Sunday, June 15, 2008

Tempestuous Music at Pettoranello Gardens

My daughter was bored this past Saturday night, so I checked the calendar at www.princetonol.com, and was surprised to find a free concert of jazz being presented at the Pettoranello Gardens amphitheater. Surprisingly few Princetonians can tell you where Pettoranello Gardens is, fewer still know about its amphitheater, and of those only a small subset are aware of the jazz and other performances that periodically take place there.

You needn't learn how to spell the name, but it helps to know that this lovely spot is just across 206 from the Community Park soccer fields. Turn onto Mountain Ave, take the first right into the paved parking lot, then head downhill past the wooden sign until you reach a pond with a trail around it. The amphitheater is tucked into the berm that shields this oasis from the noise of 206. The calendar of jazz concerts this summer is at www.bluecurtain.org (Note: try https://www.facebook.com/pages/Blue-Curtain/113791645408). There may be other programming as well.

Most every Sunday morning at 8am, volunteers with the Pettoranello Foundation meet at the Gardens to tend to the landscaping, as they have for some 15 years, with help from township staff.
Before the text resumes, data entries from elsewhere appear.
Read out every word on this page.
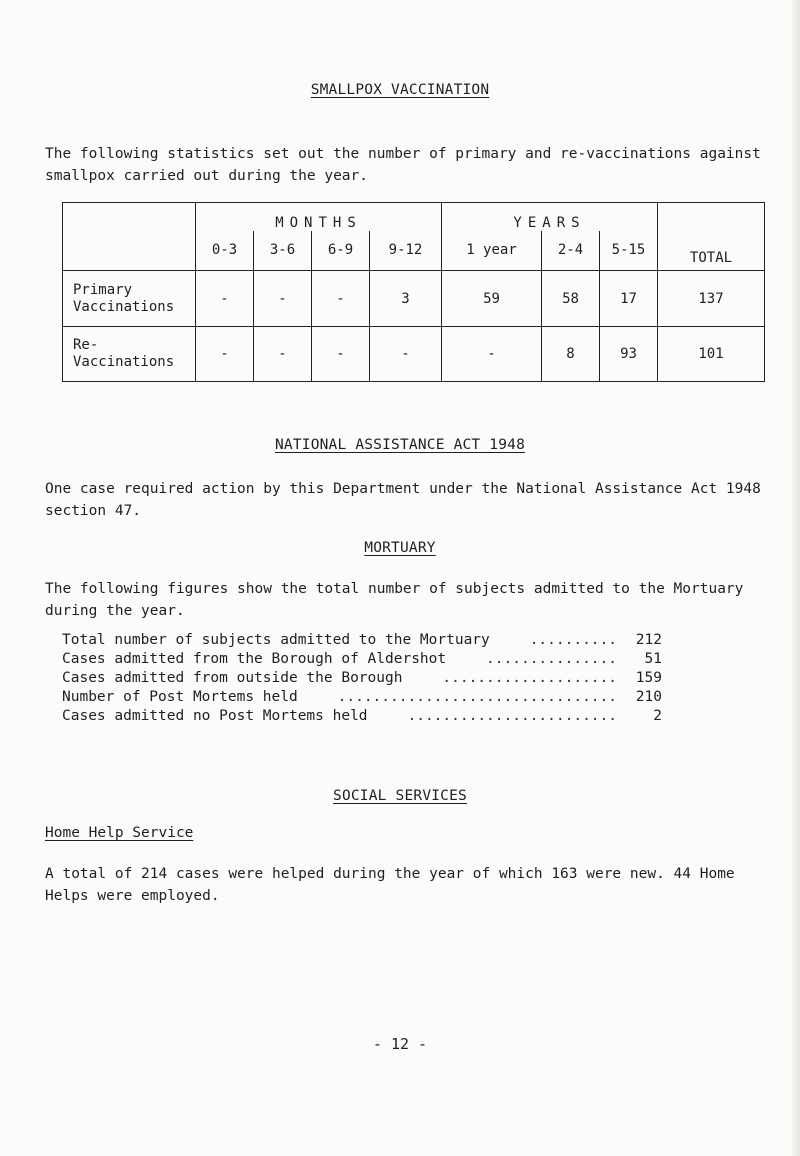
SMALLPOX VACCINATION
The following statistics set out the number of primary and re-vaccinations against smallpox carried out during the year.
	MONTHS				YEARS			TOTAL
	0-3	3-6	6-9	9-12	1 year	2-4	5-15	
Primary
Vaccinations	-	-	-	3	59	58	17	137
Re-
Vaccinations	-	-	-	-	-	8	93	101
NATIONAL ASSISTANCE ACT 1948
One case required action by this Department under the National Assistance Act 1948 section 47.
MORTUARY
The following figures show the total number of subjects admitted to the Mortuary during the year.
Total number of subjects admitted to the Mortuary	..........	212
Cases admitted from the Borough of Aldershot	...............	51
Cases admitted from outside the Borough	....................	159
Number of Post Mortems held	................................	210
Cases admitted no Post Mortems held	........................	2
SOCIAL SERVICES
Home Help Service
A total of 214 cases were helped during the year of which 163 were new. 44 Home Helps were employed.
- 12 -
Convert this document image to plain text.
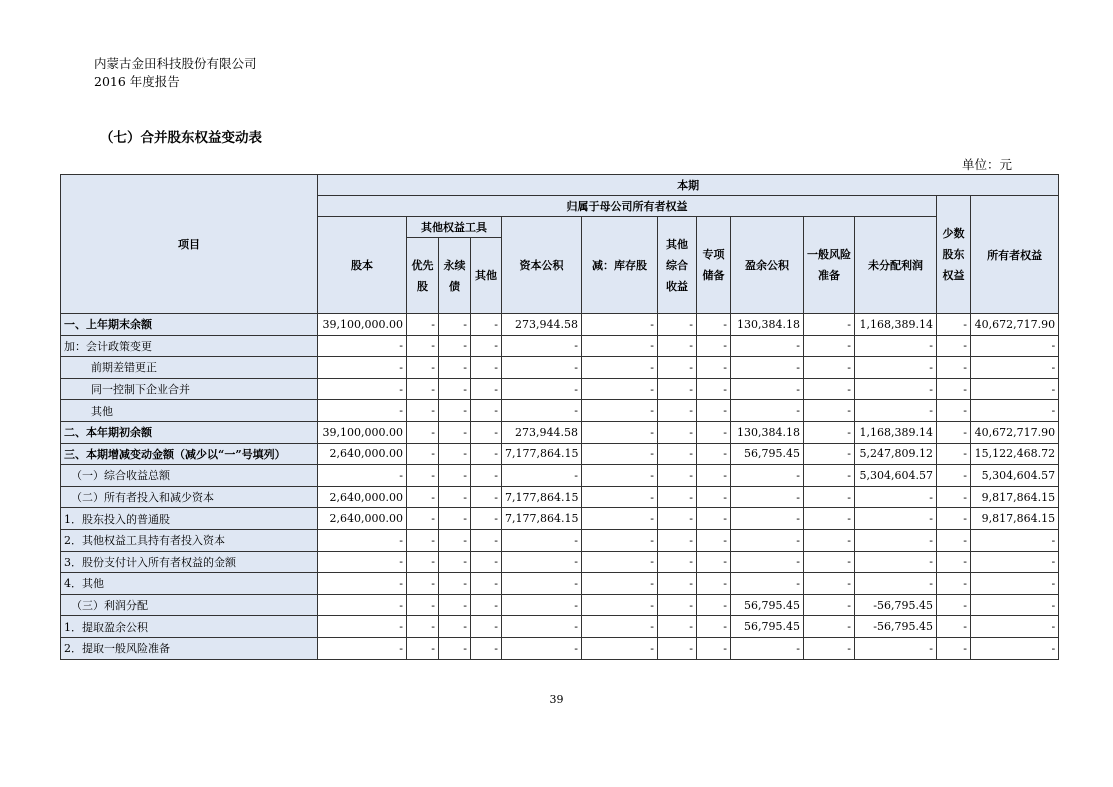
内蒙古金田科技股份有限公司
2016 年度报告
（七）合并股东权益变动表
单位：元
项目	本期												
	归属于母公司所有者权益											少数股东权益	所有者权益
	股本	其他权益工具			资本公积	减：库存股	其他综合收益	专项储备	盈余公积	一般风险准备	未分配利润		
		优先股	永续债	其他									
一、上年期末余额	39,100,000.00	-	-	-	273,944.58	-	-	-	130,384.18	-	1,168,389.14	-	40,672,717.90
加：会计政策变更	-	-	-	-	-	-	-	-	-	-	-	-	-
前期差错更正	-	-	-	-	-	-	-	-	-	-	-	-	-
同一控制下企业合并	-	-	-	-	-	-	-	-	-	-	-	-	-
其他	-	-	-	-	-	-	-	-	-	-	-	-	-
二、本年期初余额	39,100,000.00	-	-	-	273,944.58	-	-	-	130,384.18	-	1,168,389.14	-	40,672,717.90
三、本期增减变动金额（减少以“一”号填列）	2,640,000.00	-	-	-	7,177,864.15	-	-	-	56,795.45	-	5,247,809.12	-	15,122,468.72
（一）综合收益总额	-	-	-	-	-	-	-	-	-	-	5,304,604.57	-	5,304,604.57
（二）所有者投入和减少资本	2,640,000.00	-	-	-	7,177,864.15	-	-	-	-	-	-	-	9,817,864.15
1．股东投入的普通股	2,640,000.00	-	-	-	7,177,864.15	-	-	-	-	-	-	-	9,817,864.15
2．其他权益工具持有者投入资本	-	-	-	-	-	-	-	-	-	-	-	-	-
3．股份支付计入所有者权益的金额	-	-	-	-	-	-	-	-	-	-	-	-	-
4．其他	-	-	-	-	-	-	-	-	-	-	-	-	-
（三）利润分配	-	-	-	-	-	-	-	-	56,795.45	-	-56,795.45	-	-
1．提取盈余公积	-	-	-	-	-	-	-	-	56,795.45	-	-56,795.45	-	-
2．提取一般风险准备	-	-	-	-	-	-	-	-	-	-	-	-	-
39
But I digress from the events of Saturday evening, June 14, when my daughter and I rode our tandem bike towards Pettoranello Gardens to catch the end of the show, unfazed by the storm front that loomed on the horizon. We arrived at the amphitheater at dusk, to find avant-garde alto saxophonist Oliver Lake playing with a guitarist and drummer, as lightning flashed in the background and the wind kicked up.

It was the most richly metaphorical performance I've ever heard. The wind kept blowing their written music off the stage, as audience members scrambled to retrieve them--their music all the while going places no written notes could ever convey. And seeds, probably from a cottonwood tree, swirled around them as they poured notes out into the night air. Their music and the approaching storm raged as one, with one indomitable force resisting envelopment by another.

People were reluctant to run for cover, mesmerized by the drama. Finally Lake played a short melody to end, and spoke parting words into the mic. The drummer stood up, still playing the drums, and called to the audience in semi-mock urgency to run for cover. "Grab something and run!" he said, and seconds later heavy raindrops began to fall. We biked towards home in the downpour, taking refuge at Conte's, where the closed doors and A/C made the storm seem a distant dream.

Monday, June 09, 2008

Recycling in Princeton District Schools--An Update


The schoolyear-long effort to get recycling going again in district schools can finally claim some success. Some schools, like Riverside and LittleBrook Elementary, quickly embraced recycling last fall and made it a part of everyday activity, as students learned to take recyclables to a centrally located bin that is then rolled out to the loading dock by the custodians. Recycle bins, paired with trash cans, are even showing up at special events like school picnics. In other schools, the throwaway culture has been harder to change, but persistent prompting has had an effect.

It can now be said that all schools are recycling. There are still incidents of contamination (e.g. eight big, thick plastic trash bags in a bin at the high school meant for bottles and cans), but both quantity and quality have continued to grow at the high school and Community Park Elementary--two schools that were having difficulty getting recycling going. The middle school had a dip in participation, but then rebounded.

A truck driver who picks up recyclables echoed my observations, and also suggested there are ways that the district schools could save a lot of money on waste disposal if they chose to, with consistent recycling being one of those means. One estimate I heard from the NJ Dept. of Environmental Protection is that a school district the size of Princeton's could save $10,000/year through comprehensive recycling.

We can celebrate the progress, while recognizing that there is still nothing built into the school system's modus operandi to insure that recycling will not backslide. No one in-house is checking the bins to monitor participation and quality. It is all too easy to imagine recycling falling apart without anyone in the administration or in building management knowing. The schools could easily return to the situation nine months ago, when some administrators thought schools were recycling when in fact they were not.

Still, the movement is very much in the right direction. Teachers and students and some custodians have shown strong interest and made the effort. If the school district as a whole sees it as in its fiscal and educational interest to make recycling a higher priority, the gains of the past year can be built upon.